Regenstrief Institute investigators experienced in the use of data to improve health care and its delivery in resource constrained environments will introduce attendees at MedInfo 2015 to open source options for health information exchange and data analysis.

Regenstrief investigator Shaun Grannis, M.D., associate director of the institute's Center for Biomedical Informatics, and colleagues will present a workshop on OpenHIE, an international health information interoperability initiative supported by a growing community of governments, organizations, companies and individuals from around the world. Dr. Grannis, associate professor of family medicine at Indiana University School of Medicine, is OpenHIE's chief architect, spearheading overall design.

Medinfo 2015, short for the 2015 World Congress on Health and Biomedical Informatics, takes place in São Paulo, Brazil from August 19 to 23. It brings together researchers, clinicians, educators, and students to exchange ideas and contribute to the latest developments, innovations, and global trends in the rapidly advancing, multidisciplinary field of health and biomedical informatics.
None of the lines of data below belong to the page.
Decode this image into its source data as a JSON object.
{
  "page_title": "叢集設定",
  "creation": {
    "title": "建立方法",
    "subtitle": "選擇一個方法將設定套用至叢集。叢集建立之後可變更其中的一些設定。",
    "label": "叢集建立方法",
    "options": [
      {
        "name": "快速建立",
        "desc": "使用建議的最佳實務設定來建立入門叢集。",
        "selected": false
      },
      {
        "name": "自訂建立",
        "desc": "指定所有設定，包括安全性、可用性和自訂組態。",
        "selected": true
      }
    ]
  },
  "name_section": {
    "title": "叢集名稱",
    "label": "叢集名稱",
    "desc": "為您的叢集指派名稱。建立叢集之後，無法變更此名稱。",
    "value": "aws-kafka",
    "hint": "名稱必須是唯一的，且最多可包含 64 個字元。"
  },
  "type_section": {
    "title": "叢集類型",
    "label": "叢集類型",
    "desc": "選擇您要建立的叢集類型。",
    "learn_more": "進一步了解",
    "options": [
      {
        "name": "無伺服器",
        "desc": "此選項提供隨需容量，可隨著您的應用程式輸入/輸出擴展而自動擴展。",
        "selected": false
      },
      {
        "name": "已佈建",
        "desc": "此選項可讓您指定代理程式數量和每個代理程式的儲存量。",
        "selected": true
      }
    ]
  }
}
In another session, Regenstrief investigator Jon Duke, M.D., and colleagues will demonstrate an open-source framework for large-scale data analytics in healthcare. Using these tools, health care providers, regulators, insurance companies, and others will be able to analyze their own observational health data, including information contained in electronic medical records. Dr. Duke is the director of the institute's Drug Safety Informatics Lab.

"Ineffective data sharing impedes care quality and efficiency, impacting clinical outcomes," Dr. Grannis said. "Outbreaks like Ebola and H1N1 influenza highlight the importance of interoperable public health information to support timely, informed decision making.

"Health information exchange actually reflects a combination of social, economic and political challenges disguised as technical problems," Dr. Grannis said. He and the OpenHIE community work with various international stakeholders, including the Philippines, Rwanda, South Africa and Liberia to develop locally relevant health information exchange strategies.

De-identified health care data on large patient populations offers potential to find evidence-based answers to challenging questions about disease, health care delivery and the effects of medical interventions for individuals and populations.

"There is a lot of talk, even hype, about big data and health care, but you have to know how to use it," Dr. Duke said. "There are so many pieces involved -- technical, scientific, political, business. It's difficult for almost any organization to take and embrace it, to turn busy, messy bunches of data into reliable, scientific evidence.

"We recognize that organizations need to keep their patient-level data private, yet by sharing results of analyses we can collectively generate evidence needed to propel healthcare advances. A common data model allows researchers across the world to perform collaborative research and reproducible science."

The Observational Health Data Sciences and Informatics analytics platform developed by open source communities and presented by Dr. Duke can be integrated into commercial and locally developed medical record systems, and large scale health information exchanges including OpenHIE.